Con el perfeccionamiento de la técnica, y el desarrollo de la cultura material, con aquello que implica el elemento subsidiario en cualquier civilización tradicional, han ido ganando terreno elementos como la idea de progreso, en virtud de las doctrinas iluministas del siglo XVIII, y la llamada «libertad individual», que representa, indudablemente, el menoscabo del concepto de Comunidad y de los principios orgánicos que la articulan, lo que modernamente se ha concebido como «el derecho de los pueblos». En el ámbito de la modernidad ver desaparecer a unas civilizaciones y ser sustituidas por otras diferentes, y que, de algún modo, recogían parte del legado precedente, se ha concebido como una suerte de lógica evolutiva, en función de las categorías metodológicas y cognitivas presentes en nuestra moderna civilización. Cada una de las civilizaciones que se han sucedido han tenido, igualmente, una voluntad de permanencia eterna, aunque no se hayan visto vertebradas por los principios propios de una sociedad tradicional.

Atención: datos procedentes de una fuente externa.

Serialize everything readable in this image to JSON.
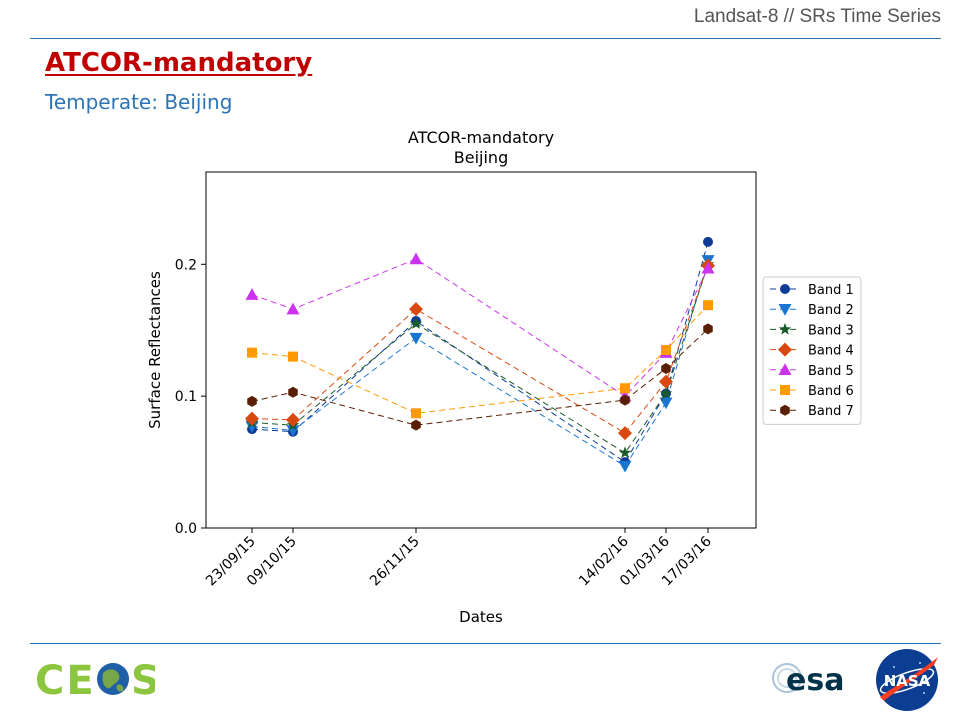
{
  "header": {
    "deck_title": "Landsat-8 // SRs Time Series",
    "slide_title": "ATCOR-mandatory",
    "slide_subtitle": "Temperate: Beijing"
  },
  "colors": {
    "title_red": "#c00000",
    "subtitle_blue": "#2e74b5",
    "rule_blue": "#2e74b5"
  },
  "logos": {
    "ceos": "CEOS",
    "esa": "esa",
    "nasa": "NASA"
  },
  "chart_data": {
    "type": "line",
    "title": "ATCOR-mandatory",
    "subtitle": "Beijing",
    "xlabel": "Dates",
    "ylabel": "Surface Reflectances",
    "x": [
      "2015-09-23",
      "2015-10-09",
      "2015-11-26",
      "2016-02-14",
      "2016-03-01",
      "2016-03-17"
    ],
    "xtick_labels": [
      "23/09/15",
      "09/10/15",
      "26/11/15",
      "14/02/16",
      "01/03/16",
      "17/03/16"
    ],
    "ylim": [
      0,
      0.27
    ],
    "yticks": [
      0.0,
      0.1,
      0.2
    ],
    "ytick_labels": [
      "0.0",
      "0.1",
      "0.2"
    ],
    "grid": false,
    "legend_position": "outside-right",
    "series": [
      {
        "name": "Band 1",
        "color": "#0c3c98",
        "marker": "circle",
        "values": [
          0.075,
          0.073,
          0.157,
          0.05,
          0.102,
          0.217
        ]
      },
      {
        "name": "Band 2",
        "color": "#1a75cf",
        "marker": "triangle-down",
        "values": [
          0.077,
          0.074,
          0.144,
          0.047,
          0.095,
          0.203
        ]
      },
      {
        "name": "Band 3",
        "color": "#1a5a2a",
        "marker": "star",
        "values": [
          0.08,
          0.078,
          0.155,
          0.057,
          0.102,
          0.2
        ]
      },
      {
        "name": "Band 4",
        "color": "#d9480f",
        "marker": "diamond",
        "values": [
          0.083,
          0.082,
          0.166,
          0.072,
          0.111,
          0.199
        ]
      },
      {
        "name": "Band 5",
        "color": "#cc33ee",
        "marker": "triangle-up",
        "values": [
          0.177,
          0.166,
          0.204,
          0.1,
          0.133,
          0.197
        ]
      },
      {
        "name": "Band 6",
        "color": "#ff9900",
        "marker": "square",
        "values": [
          0.133,
          0.13,
          0.087,
          0.106,
          0.135,
          0.169
        ]
      },
      {
        "name": "Band 7",
        "color": "#5a1e02",
        "marker": "hexagon",
        "values": [
          0.096,
          0.103,
          0.078,
          0.097,
          0.121,
          0.151
        ]
      }
    ]
  }
}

Ahora bien, estas son características propias de la civilización europea occidental en términos globales, y que muestra el contraste claro entre una tendencia ascendente, solar y aristocrática, representada por el mundo de la Tradición, asociado de un modelo inmóvil y eterno, frente al triunfo de las tendencias disgregadoras y modernas que han impuesto un modelo de civilización de continua transformación y donde el elemento profano ha estado cada vez más presente, siendo cada vez más decisivo. Es la paradoja que domina la historia del Occidente europeo, y que en los últimos siglos, y que ha pretendido construir los destinos del resto del mundo mediante la acción civilizadora, que en muchas ocasiones ha asumido un carácter mesiánico. Esta es la paradoja, bien definida por Julius Evola, de la Civilización del tiempo frente a la Civilización del espacio.
No en vano la construcción de la idea del Occidente moderno, y de la anti-Tradición han sido un producto genuino de la mentalidad semítica, y más concretamente a través del legado del Cristianismo, y con éstos una cierta idea mesiánica vinculada al monoteísmo hebraico con su mensaje apocalíptico de la tierra prometida con la transposición de Israel como el destino anhelado al final de los tiempos, bajo la idea de la venida del Mesías, la instauración del Reino de Dios sobre la tierra y la reunión de los justos en la ciudad perfecta al final de la historia. Esta idea, omnipresente en el discurso del Cristianismo, podría estar detrás de muchos planteamientos y elucubraciones utópicas en los siglos sucesivos y que, de algún modo, tratarían de construir un modelo ideal, como aquel que estaba detrás de la dialéctica hegeliana o en el propio marxismo contemporáneos, aunque totalmente desacralizado y sin ningún sentido tradicional propiamente dicho, pero sí, indirectamente, como la expresión nostálgica de un mundo irremisiblemente perdido, en el cual la estabilidad, equilibrio y armonía de las partes definía el funcionamiento orgánico del mundo, y con éste su inserción en un orden cósmico más vasto.
A modo de conclusión, conviene señalar que la Utopía como tal sigue siendo una categoría del todo actual, necesaria para mirar hacia delante, para ver el futuro, no con el optimismo característico de la ideología liberal-progresista o su concepción lineal del tiempo, sino como una forma de ecúmene temporal que aúne pasado, presente y futuro frente al espejo impoluto y eterno de lo Primordial.